EvilEnginer@reddit (OP)
Yes. It works. Use Chat Template Thinking.
TheCTRL@reddit
Sorry man but I have problems with tool calling
TheCTRL@reddit
Tnx I’ll give it a try!
Napster3301@reddit
this is a real issue with the abliterated/uncensored gguf quants generally, not specific to apex. they were converted from upstream qwen3-coder before the 2025-08-05 chat template fix got merged, so the embedded jinja still emits the broken bracket variants ([function=X], function=NAME, mixed) instead of clean openai tool_calls arrays.
fix is to override the embedded template at launch with the upstream one. for llama-server: --chat-template-file /path/to/template.jinja, source it from https://huggingface.co/unsloth/Qwen3-Coder-30B-A3B-Instruct/resolve/main/chat_template.jinja. lm studio has it in advanced settings iirc.
with the override the tool calling is clean. json/tool_call issues you see are almost always template-side not weights-side. abliteration doesnt touch tool calling behavior, only the refusal classifier paths.
Dadda9088@reddit
Is it able to see images with MTP?
EvilEnginer@reddit (OP)
Yep. With MTP prompt generation for images works too.
Dadda9088@reddit
Oh good to know and time to switch 😉 Thanks for this, I will try as soon as my agent finish its tasks
EvilEnginer@reddit (OP)
Nice. Share your impressions later 😄.
Creative_Bottle_3225@reddit
why do you use a fixed seed?
EvilEnginer@reddit (OP)
Personal preference from image generation.
Top_Speaker_7785@reddit
anyone tested this for tool calling/structured output? the uncensored models sometimes break json formatting in my experience
WithoutReason1729@reddit
Your post is getting popular and we just featured it on our Discord!

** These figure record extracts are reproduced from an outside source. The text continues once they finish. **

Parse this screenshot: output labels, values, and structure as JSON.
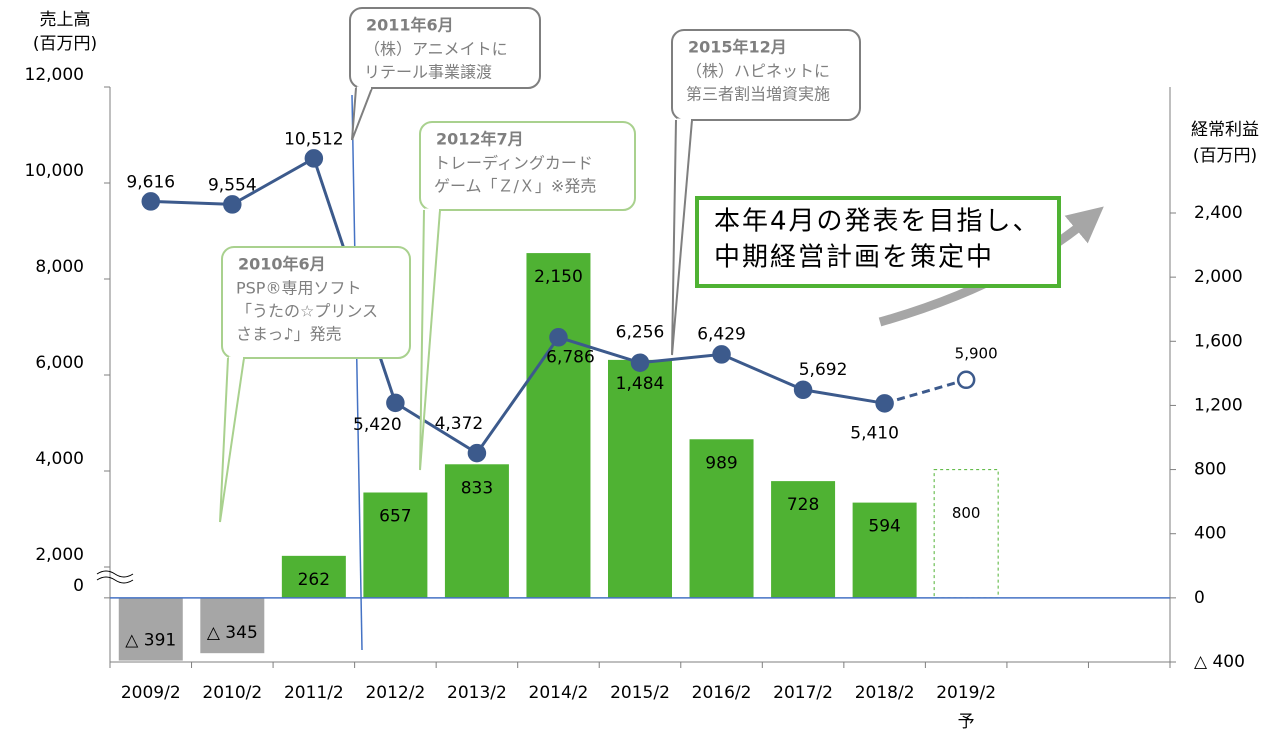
{
  "chart_data": {
    "type": "bar-line",
    "categories": [
      "2009/2",
      "2010/2",
      "2011/2",
      "2012/2",
      "2013/2",
      "2014/2",
      "2015/2",
      "2016/2",
      "2017/2",
      "2018/2",
      "2019/2",
      null,
      null
    ],
    "forecast_note": "予",
    "ylabel": [
      "売上高",
      "(百万円)"
    ],
    "y2label": [
      "経常利益",
      "(百万円)"
    ],
    "ylim": [
      2000,
      12000
    ],
    "yticks": [
      0,
      {
        "value": 2000,
        "label": "2,000"
      },
      {
        "value": 4000,
        "label": "4,000"
      },
      {
        "value": 6000,
        "label": "6,000"
      },
      {
        "value": 8000,
        "label": "8,000"
      },
      {
        "value": 10000,
        "label": "10,000"
      },
      {
        "value": 12000,
        "label": "12,000"
      }
    ],
    "axis_break": true,
    "y2lim": [
      -400,
      2400
    ],
    "y2ticks": [
      {
        "value": -400,
        "label": "△ 400"
      },
      0,
      400,
      800,
      {
        "value": 1200,
        "label": "1,200"
      },
      {
        "value": 1600,
        "label": "1,600"
      },
      {
        "value": 2000,
        "label": "2,000"
      },
      {
        "value": 2400,
        "label": "2,400"
      }
    ],
    "series": [
      {
        "name": "経常利益",
        "type": "bar",
        "axis": "y2",
        "color": "#4fb233",
        "negative_color": "#a6a6a6",
        "dashed_last": true,
        "values": [
          -391,
          -345,
          262,
          657,
          833,
          2150,
          1484,
          989,
          728,
          594,
          800,
          null,
          null
        ],
        "value_labels": [
          "△ 391",
          "△ 345",
          "262",
          "657",
          "833",
          "2,150",
          "1,484",
          "989",
          "728",
          "594",
          "800",
          null,
          null
        ]
      },
      {
        "name": "売上高",
        "type": "line",
        "color": "#3c5a8c",
        "dashed_last": true,
        "values": [
          9616,
          9554,
          10512,
          5420,
          4372,
          6786,
          6256,
          6429,
          5692,
          5410,
          5900,
          null,
          null
        ],
        "value_labels": [
          "9,616",
          "9,554",
          "10,512",
          "5,420",
          "4,372",
          "6,786",
          "6,256",
          "6,429",
          "5,692",
          "5,410",
          "5,900",
          null,
          null
        ]
      }
    ],
    "annotations": [
      {
        "title": "2011年6月",
        "lines": [
          "（株）アニメイトに",
          "リテール事業譲渡"
        ]
      },
      {
        "title": "2012年7月",
        "lines": [
          "トレーディングカード",
          "ゲーム「Ｚ/Ｘ」※発売"
        ]
      },
      {
        "title": "2010年6月",
        "lines": [
          "PSP®専用ソフト",
          "「うたの☆プリンス",
          "さまっ♪」発売"
        ]
      },
      {
        "title": "2015年12月",
        "lines": [
          "（株）ハピネットに",
          "第三者割当増資実施"
        ]
      }
    ],
    "message": [
      "本年4月の発表を目指し、",
      "中期経営計画を策定中"
    ]
  }
}
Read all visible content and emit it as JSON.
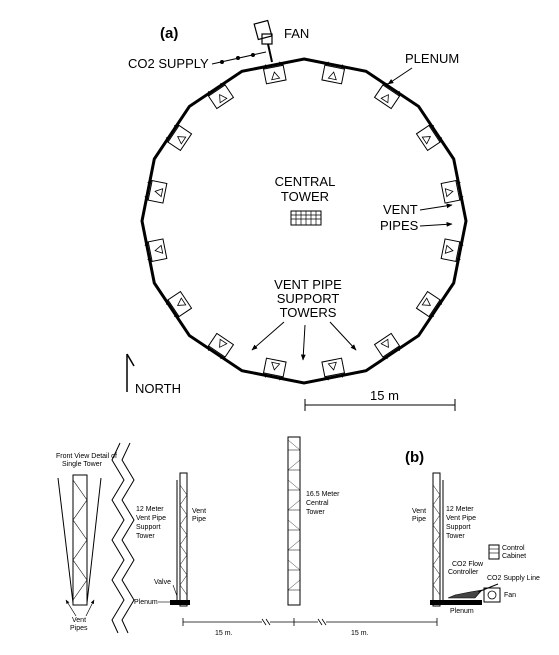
{
  "panel_a": {
    "label": "(a)",
    "fan": "FAN",
    "co2_supply": "CO2 SUPPLY",
    "plenum": "PLENUM",
    "central_tower": [
      "CENTRAL",
      "TOWER"
    ],
    "vent_pipes": [
      "VENT",
      "PIPES"
    ],
    "support_towers": [
      "VENT PIPE",
      "SUPPORT",
      "TOWERS"
    ],
    "north": "NORTH",
    "scale": "15 m"
  },
  "panel_b": {
    "label": "(b)",
    "front_view": [
      "Front View Detail of",
      "Single Tower"
    ],
    "vent_pipes": [
      "Vent",
      "Pipes"
    ],
    "left_tower": [
      "12 Meter",
      "Vent Pipe",
      "Support",
      "Tower"
    ],
    "left_vent_pipe": [
      "Vent",
      "Pipe"
    ],
    "valve": "Valve",
    "left_plenum": "Plenum",
    "central_tower": [
      "16.5 Meter",
      "Central",
      "Tower"
    ],
    "right_vent_pipe": [
      "Vent",
      "Pipe"
    ],
    "right_tower": [
      "12 Meter",
      "Vent Pipe",
      "Support",
      "Tower"
    ],
    "control_cabinet": [
      "Control",
      "Cabinet"
    ],
    "co2_flow_controller": [
      "CO2 Flow",
      "Controller"
    ],
    "co2_supply_line": "CO2 Supply Line",
    "fan": "Fan",
    "right_plenum": "Plenum",
    "scale_left": "15 m.",
    "scale_right": "15 m."
  }
}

Come check it out!
You've also been given a special flair for your contribution. We appreciate your post!
I am a bot and this action was performed automatically.
Wide_Amount5369@reddit
Absolutely crazy 😍
EvilEnginer@reddit (OP)
Thanks 😄
ps5cfw@reddit
I've really never managed to get anything good out of APEX Quants when using them with all coding agents. They just go off on the wrong tangent and / or make wrong tool calls, or start looping heavily. And I've always gone for the QUALITY presets, which should be the one with the best results.
EvilEnginer@reddit (OP)
Yep. So far this is main reason why my friend is using Q8_K_P. Can't do quality APEX. I am on RTX 3060.